The February protest wasn’t Clifford’s first rodeo. She’s been protesting since 1989, primarily for bodily autonomy and abortion access. But what motivated her to risk arrest this time is her kids. That day, the protesters were given a few warnings before agents with the Department of Homeland Security — not local enforcement — arrested members of their group one by one. Eventually, the officers ran out of zip ties. Clifford was the last person arrested. She was taken to a different district from Godfrey-Smith, the local therapist.
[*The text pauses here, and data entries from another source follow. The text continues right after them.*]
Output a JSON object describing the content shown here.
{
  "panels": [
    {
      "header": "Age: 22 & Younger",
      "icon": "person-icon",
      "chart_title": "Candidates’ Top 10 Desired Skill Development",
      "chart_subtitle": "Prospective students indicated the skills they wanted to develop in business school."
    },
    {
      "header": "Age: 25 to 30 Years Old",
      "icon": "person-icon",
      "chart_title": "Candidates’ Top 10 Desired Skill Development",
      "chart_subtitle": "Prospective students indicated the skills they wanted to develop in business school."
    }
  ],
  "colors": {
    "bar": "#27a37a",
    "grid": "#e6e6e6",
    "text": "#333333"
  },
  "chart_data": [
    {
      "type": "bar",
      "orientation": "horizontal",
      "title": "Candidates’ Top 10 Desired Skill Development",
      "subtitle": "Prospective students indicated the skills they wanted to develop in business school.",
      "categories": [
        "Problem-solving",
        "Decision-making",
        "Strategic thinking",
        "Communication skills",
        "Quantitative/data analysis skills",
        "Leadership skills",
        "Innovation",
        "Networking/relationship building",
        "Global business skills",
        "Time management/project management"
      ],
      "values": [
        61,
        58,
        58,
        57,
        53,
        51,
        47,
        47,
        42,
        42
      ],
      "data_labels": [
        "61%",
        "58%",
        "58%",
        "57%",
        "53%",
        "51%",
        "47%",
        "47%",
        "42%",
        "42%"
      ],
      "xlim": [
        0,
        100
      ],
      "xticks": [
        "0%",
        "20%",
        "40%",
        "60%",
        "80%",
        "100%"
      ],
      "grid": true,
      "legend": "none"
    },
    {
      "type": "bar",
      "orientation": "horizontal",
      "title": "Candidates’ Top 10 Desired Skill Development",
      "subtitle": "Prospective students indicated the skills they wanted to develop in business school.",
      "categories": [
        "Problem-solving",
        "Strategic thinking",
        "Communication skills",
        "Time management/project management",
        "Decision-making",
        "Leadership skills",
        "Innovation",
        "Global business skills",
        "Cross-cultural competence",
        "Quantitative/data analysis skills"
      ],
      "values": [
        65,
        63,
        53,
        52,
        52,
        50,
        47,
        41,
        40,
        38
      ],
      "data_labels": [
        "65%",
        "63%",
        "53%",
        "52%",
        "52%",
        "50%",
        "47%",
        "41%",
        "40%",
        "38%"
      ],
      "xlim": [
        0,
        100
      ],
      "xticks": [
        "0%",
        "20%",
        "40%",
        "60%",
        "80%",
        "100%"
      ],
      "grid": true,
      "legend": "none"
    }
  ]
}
Over in Godfrey-Smith’s shared cell at MPD first precinct headquarters, conditions were rough. They had to bang on the door to ask for water, since the sink wasn’t working, and were given small cups of water sporadically after. None of them slept during those 12 hours. DHS and D.C. police did not respond to requests for comment for this story.
Another mom waited in the cell with Godfrey-Smith: a Latina who risked arrest as Immigration and Customs Enforcement cracks down on families across the country. She is a nurse practitioner who worries what will happen to her daughter if she can’t access gender-affirming care anymore. She spoke with The 19th on condition of anonymity, since her young daughter’s trans identity is not public.
“For my kid, if she has to stop care, I fear for her mental well-being. That’s why I went to D.C.,” she said. “And I just felt like when I look at my kid in the eyes, years from now, I can say I did everything that I could.”
As of now, her daughter’s next appointment at the Lurie Children’s Hospital in Chicago hasn’t been canceled. But that feels like it could change at any moment. Getting arrested at this protest was terrifying, she said; but so is being a parent of a trans kid right now.
Her daughter, who is 14, started socially transitioning at 5 years old. There were early signs: growing up, she would pretend her mother’s scarves were hair and try on her heels. She got upset when she couldn’t wear princess dresses at Halloween. She seemed weighed down by some kind of sadness. When they asked if their child wanted to be a girl, she glowed. Since then, she hasn’t wavered in those feelings, her mom said.
Along the way, her parents relied on a robust medical support system. Their daughter started seeing a therapist. And through the Lurie Children’s Hospital, she saw endocrinologists and psychiatrists that advised on major decisions that came later, like whether she should start hormone replacement therapy. Repeatedly, doctors and therapists checked if this was what their daughter really wanted. And it was.
“Nobody’s ever pushed for or discussed surgery or anything like that,” her mom said. “I think there’s a lot of fear mongering when it comes to Republicans saying that, ‘we’re trying to do surgeries on little kids.’ That’s not the case.”
When HHS Secretary Robert F. Kennedy Jr. announced the federal rules restricting youth gender-affirming care in December, he described the practice as “chemical and surgical sex-rejecting procedures” that endanger patients’ lives.
“This is not medicine. It is malpractice,” Kennedy said. “We’re done with junk science driven by ideological pursuits, not the well-being of children.”
Parents of transgender kids disagree. They argue that without medical intervention at a young age, their children would grow up in bodies changing in unwanted ways. They worry that, without treatment, puberty mixed with gender dysphoria could lead to suicide. Multiple studies have found that access to medical treatment lowers suicidality rates for trans youth. And gender dysphoria, the distress experienced by trans people when their body doesn’t align with their gender, is a medical condition — a diagnosis.
Families of trans kids fear what happens when they can’t get treatment for that diagnosis anymore. That fear is driving them to action.